Мконгве не ожидала услышать такое от Киджакази. Да, сейчас было самое время сводить ее в кооператив.
— Послушайте! Давайте сходим погулять, — предложила Мконгве.
— Гулять? Под таким солнцем? — удивилась Киджакази. — Что ты! У меня и ноги уже не те. Ты, наверное, что-то затеяла, если решила куда-то тащить меня, старуху?
— Пойдемте, пойдемте. Вы все сами увидите, и, я думаю, вам там понравится, — сказала Мконгве. — Я хочу вам показать, где я сейчас живу и работаю.
— Я бы рада, да не знаю, когда он вернется. Ведь он убьет меня, если не застанет дома. Хотя… Аллах с ним! Пойдем! А это не очень далеко?
— Нет, совсем близко, — обрадовалась Мконгве. Она подала Киджакази руку, помогла ей встать, и они отправились в путь. Вскоре они увидели большое каменное строение, а в стороне от него — разбросанные по равнине маленькие аккуратные домики.
— Ну, вот мы и пришли, — сказала Мконгве.
Когда они подошли к каменному строению, Киджакази уловила с детства знакомый ей запах навоза. Это был новый коровник. Мконгве предложила зайти внутрь.
— Заходите! Чего вы боитесь? Думаете, вы в имении Фуада?
Киджакази пришла в изумление: она никогда не видала столько животных сразу. В коровнике быстро и слаженно работали несколько женщин. Вокруг царили чистота и порядок.
— Мконгве, чьи это коровы? — спросила она.
— Наши. Они принадлежат кооперативу.
Киджакази внимательно разглядывала коров, останавливаясь возле тех, которые ей особенно нравились, и все спрашивала:
— И это тоже ваша?
— Наша, наша. Здесь все наши.
— Скажи мне, как ее зовут?
— А это написано здесь, на дощечке.
— Ты смеешься надо мной, доченька. Я же не умею читать. Значит, на этих дощечках написаны имена коров?
— Да, на каждой дощечке написаны имя, возраст, количество съедаемого за день корма и суточный надой молока.
Киджакази восхищенно покачала головой.
Осмотрев коровник, они пошли к девушке домой. Мконгве открыла дверь, и они попали в светлую, уютную комнату с цветами на окнах, зашторенных белыми тюлевыми занавесками. Посреди комнаты стоял стол, покрытый скатертью, и два стула, а у стены — кровать, застеленная белым покрывалом. В углу висело зеркало.
— Кто здесь живет? — спросила Киджакази.
— Я, — коротко ответила Мконгве. Она включила радиоприемник, и вся комната наполнилась приятной негромкой музыкой.
— Вот это да! Совсем как у господина Фуада! И ты умеешь его включать! — не переставала удивляться Киджакази. Она села на краешек стула и стала слушать музыку. Мконгве присела на кровать. И тут Киджакази почувствовала, как она устала.
— Мконгве, доченька, у меня в горле пересохло. Дай, пожалуйста, воды, — попросила она.

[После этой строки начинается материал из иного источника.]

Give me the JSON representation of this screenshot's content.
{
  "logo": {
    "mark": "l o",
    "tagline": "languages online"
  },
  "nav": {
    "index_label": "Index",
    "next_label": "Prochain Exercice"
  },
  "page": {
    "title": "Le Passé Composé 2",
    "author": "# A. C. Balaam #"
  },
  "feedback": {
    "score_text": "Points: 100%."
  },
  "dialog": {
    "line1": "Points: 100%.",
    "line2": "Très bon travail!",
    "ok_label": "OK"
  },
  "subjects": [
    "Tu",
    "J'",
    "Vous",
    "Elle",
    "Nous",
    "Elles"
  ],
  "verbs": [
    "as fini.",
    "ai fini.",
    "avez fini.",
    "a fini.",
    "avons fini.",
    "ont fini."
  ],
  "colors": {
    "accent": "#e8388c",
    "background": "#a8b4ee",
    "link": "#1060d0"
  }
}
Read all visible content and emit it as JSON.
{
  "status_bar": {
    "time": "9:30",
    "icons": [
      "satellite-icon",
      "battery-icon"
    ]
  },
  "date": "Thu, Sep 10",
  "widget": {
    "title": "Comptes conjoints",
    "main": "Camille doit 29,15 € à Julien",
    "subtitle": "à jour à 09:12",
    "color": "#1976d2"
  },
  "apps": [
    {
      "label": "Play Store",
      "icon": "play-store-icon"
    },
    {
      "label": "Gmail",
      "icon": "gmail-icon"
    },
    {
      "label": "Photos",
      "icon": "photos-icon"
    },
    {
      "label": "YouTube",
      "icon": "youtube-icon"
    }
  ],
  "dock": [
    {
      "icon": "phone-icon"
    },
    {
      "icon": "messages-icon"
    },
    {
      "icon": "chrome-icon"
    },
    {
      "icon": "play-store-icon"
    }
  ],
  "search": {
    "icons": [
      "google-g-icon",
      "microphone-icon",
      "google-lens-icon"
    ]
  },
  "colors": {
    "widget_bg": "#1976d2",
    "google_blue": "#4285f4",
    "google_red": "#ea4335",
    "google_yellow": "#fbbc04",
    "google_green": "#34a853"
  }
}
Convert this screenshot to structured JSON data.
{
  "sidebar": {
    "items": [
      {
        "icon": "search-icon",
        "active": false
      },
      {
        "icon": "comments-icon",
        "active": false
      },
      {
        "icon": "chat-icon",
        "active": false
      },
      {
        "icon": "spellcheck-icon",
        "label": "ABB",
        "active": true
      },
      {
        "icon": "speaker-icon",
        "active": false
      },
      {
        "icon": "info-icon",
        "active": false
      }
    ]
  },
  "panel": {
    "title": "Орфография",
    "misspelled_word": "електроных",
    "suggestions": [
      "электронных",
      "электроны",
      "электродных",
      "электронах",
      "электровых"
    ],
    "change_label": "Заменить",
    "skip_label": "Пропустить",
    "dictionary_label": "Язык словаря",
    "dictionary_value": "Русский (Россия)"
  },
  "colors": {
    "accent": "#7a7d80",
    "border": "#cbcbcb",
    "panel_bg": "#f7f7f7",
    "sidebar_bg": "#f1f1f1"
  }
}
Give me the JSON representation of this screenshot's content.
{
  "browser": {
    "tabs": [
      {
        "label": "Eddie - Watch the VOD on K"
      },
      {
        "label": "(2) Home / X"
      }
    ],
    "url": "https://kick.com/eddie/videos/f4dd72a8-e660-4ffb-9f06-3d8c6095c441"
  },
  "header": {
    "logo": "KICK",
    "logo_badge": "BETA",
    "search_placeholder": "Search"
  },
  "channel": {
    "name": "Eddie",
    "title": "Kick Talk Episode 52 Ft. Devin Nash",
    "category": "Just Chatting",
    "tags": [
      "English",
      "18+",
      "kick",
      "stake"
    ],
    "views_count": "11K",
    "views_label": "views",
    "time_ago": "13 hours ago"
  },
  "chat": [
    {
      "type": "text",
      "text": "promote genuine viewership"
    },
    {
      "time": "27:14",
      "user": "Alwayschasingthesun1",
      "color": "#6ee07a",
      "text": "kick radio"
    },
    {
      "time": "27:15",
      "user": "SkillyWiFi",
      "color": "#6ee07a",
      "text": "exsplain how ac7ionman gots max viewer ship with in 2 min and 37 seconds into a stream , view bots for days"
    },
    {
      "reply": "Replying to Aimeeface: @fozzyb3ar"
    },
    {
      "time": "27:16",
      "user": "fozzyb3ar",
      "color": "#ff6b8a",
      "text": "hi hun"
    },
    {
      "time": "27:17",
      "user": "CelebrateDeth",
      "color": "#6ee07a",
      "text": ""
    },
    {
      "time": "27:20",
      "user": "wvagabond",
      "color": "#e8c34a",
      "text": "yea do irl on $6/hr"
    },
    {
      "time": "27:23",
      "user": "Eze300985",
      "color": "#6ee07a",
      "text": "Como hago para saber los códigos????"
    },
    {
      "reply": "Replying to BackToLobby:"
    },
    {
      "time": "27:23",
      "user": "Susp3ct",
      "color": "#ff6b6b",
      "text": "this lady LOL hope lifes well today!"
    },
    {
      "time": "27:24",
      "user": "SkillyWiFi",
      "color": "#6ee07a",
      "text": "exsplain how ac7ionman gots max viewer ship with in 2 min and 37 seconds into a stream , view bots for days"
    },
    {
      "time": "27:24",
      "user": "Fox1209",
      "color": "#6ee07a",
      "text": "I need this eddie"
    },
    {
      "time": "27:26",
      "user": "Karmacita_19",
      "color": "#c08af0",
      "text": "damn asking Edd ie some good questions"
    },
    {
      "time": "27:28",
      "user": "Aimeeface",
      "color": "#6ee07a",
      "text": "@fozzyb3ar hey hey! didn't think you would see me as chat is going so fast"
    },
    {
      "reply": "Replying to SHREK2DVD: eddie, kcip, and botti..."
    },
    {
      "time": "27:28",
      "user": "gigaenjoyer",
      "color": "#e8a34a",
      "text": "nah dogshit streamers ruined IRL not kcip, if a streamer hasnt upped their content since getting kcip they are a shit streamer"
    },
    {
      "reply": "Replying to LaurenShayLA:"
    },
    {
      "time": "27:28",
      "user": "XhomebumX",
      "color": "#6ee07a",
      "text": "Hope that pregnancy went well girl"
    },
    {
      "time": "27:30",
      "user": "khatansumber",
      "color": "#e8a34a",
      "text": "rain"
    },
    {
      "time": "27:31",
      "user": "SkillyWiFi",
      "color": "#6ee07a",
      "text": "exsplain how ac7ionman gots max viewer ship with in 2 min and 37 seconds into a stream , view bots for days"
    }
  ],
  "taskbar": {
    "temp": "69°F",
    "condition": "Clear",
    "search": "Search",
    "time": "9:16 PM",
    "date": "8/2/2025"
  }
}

Мконгве принесла стакан холодной воды, и Киджакази залпом выпила его. Они поговорили еще немного, и тут стенные часы пробили семь.
— Уже семь часов, а я еще здесь! — воскликнула Киджакази. — Хозяин убьет меня. Он, наверное, уже вернулся из города, а меня нет. Такого еще никогда не было. — И, даже не попрощавшись с Мконгве, она бегом бросилась домой. По дороге вспомнила, что забыла покормить коров. К счастью, со вчерашнего дня осталось немного травы, и она, не теряя времени, стала раскладывать ее в пустые ясли. Голодные коровы жалобно мычали, а Киджакази просила у них прощения, утешая их, как маленьких детей. Разнося корм, она рассказывала им о тех коровах, которых видела на скотном дворе кооператива, о том, какие они ухоженные, в каком хорошем коровнике живут. Покормив скотину, она ушла в свою каморку. Фуада нигде не было.